L'Institut Confucius de l'Université de La Havane, est le seul centre d’enseignement de la langue chinoise du pays qui compte des professeurs natifs. Actuellement il y a dix professeurs chinois, seulement deux professeurs cubains à plein temps et un partiel, une relation qui, selon Arsenio, ne satisfait pas la demande actuelle : « Notre objectif, dans l'avenir, est de diversifier beaucoup plus le corps professoral ; l'aspiration est de croître en quantité et en qualité quant aux professeurs cubains, de réduire graduellement la contribution de la Chine et de laisser seulement les indispensables pour maintenir la rigueur académique. Mais ce désir nous complique assez devant la concurrence qu’exerce le secteur étranger, le mixte et même de l'entreprise étatique socialiste à l'égard des offres ou des possibilités pouvant être données depuis l'académie. Un autre de nos points en suspend est de ne pas encore posséder un laboratoire de langues. Bien que nous avons les locaux dans le nouvel édifice pour les monter et, actuellement, nous faisons les démarches pour recevoir l'équipement que pourvoit la partie chinoise, mais nous n'avons pas encore pu le concrétiser ».

Apporter le chinois à tout Cuba

Des demandes de personnes d'autres provinces du pays voulant se joindre arrivent tous les jours dans les bureaux de l'Institut Confucius de La Havane.

Bien qu'existent des salles et des institutions donnant des cours de cette langue au long de notre géographie, aucune n'a les statuts de l'Institut Confucius, l’unique hors de Chine accrédité pour réaliser les examens internationaux de ladite langue : « Ouvrir des Instituts Confucius dans d'autres provinces fait partie de ma compétence, sans aucun doute nous pourrions créer une filiale, des salles, des chaires, nous disposons des conditions nécessaires pour cela. Nous aurions seulement besoin qu’une institution assume la responsabilité d'organiser et de contrôler les procédures administratives, les inscriptions, etc. ».

Il ajoute qu'une autre possibilité pourrait être de monter un cours de chinois dans une plate-forme via Intranet, pour que dans le reste du pays puisse avoir un accès à travers les Joven Club, le réseau du Ministère d'Education ou d'Infomed.
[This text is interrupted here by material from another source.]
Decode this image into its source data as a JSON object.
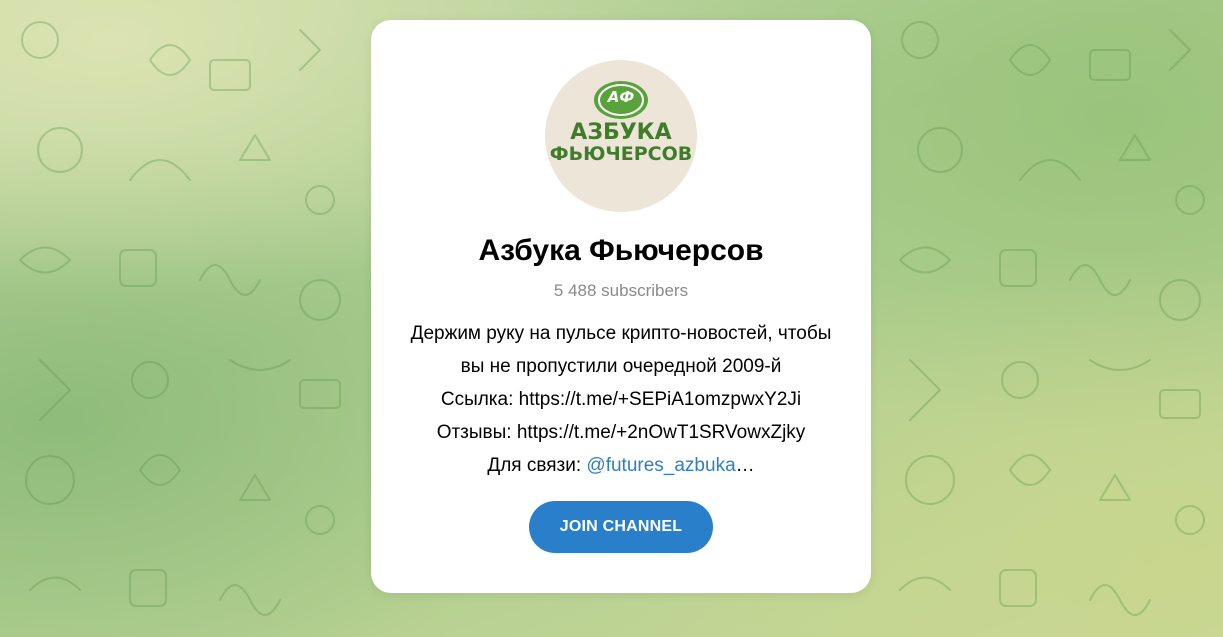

Il reconnaît aussi qu’ils sont en disposition d'offrir un cours de chinois à la télévision comme cela a été fait pour l'anglais, le français, l’italien et le portugais.

Les buts et les aspirations

Entre les objectifs principaux de l'institut pour son futur se trouve celui de compléter l'équipement de l'édifice et de le mettre à 100 % de sa capacité d'exploitation, offrir plus de possibilités aux étudiants, réussir à stabiliser le corps des professeurs cubains et leur formation, ainsi que la formation de traducteurs et d’interprètes de chinois et de les préparer dans les secteurs où les deux pays ont une coopération.
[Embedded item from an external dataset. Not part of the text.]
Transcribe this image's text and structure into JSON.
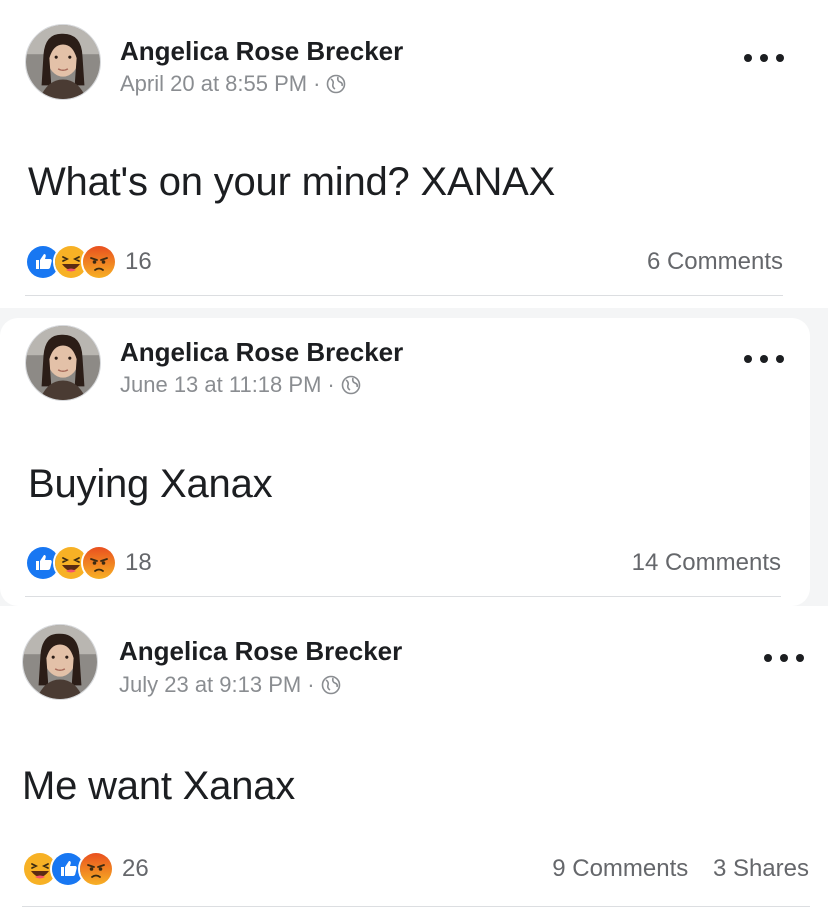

Mais le plus important pour Arsenio Alemán et ses collègues est d'obtenir, à moyen terme, que les cours qui sont accordés ici aient des crédits pour travailler à Cuba.

Pour Alemán il résulte contradictoire que, malgré le fait que le Confucius soit assigné au Ministère d'Education Supérieure (MES) et que se soit la seule institution reconnue par la Chine pour l'enseignement de sa langue, ses élèves diplômés ne reçoivent pas de titre qui les avalise devant les institutions cubaines. « Nous donnons un certificat qui avalise que l'étudiant a été approuvé par l'Institut Confucius et, de plus, dans notre siège, il y a des examens internationaux de langue que réalise la Chine, l'équivalent du TOEFL des États-Unis ou de ceux que donne l'Alliance Française, mais aucun de ces titres ne lui sert pour travailler dans des institutions de l'Île. En revanche, ils sont valides pour travailler dans une entreprise chinoise ici, en Chine ou dans tout autre pays. Atteindre le statut social de carrière avec le crédit – non seulement en correspondance avec le niveau de notre académie, mais aussi avec l'influence que la Chine accapare dans le monde, et par l'importance chaque fois plus grande des liens sino-cubains – continue à être notre rêve pour l'instant ».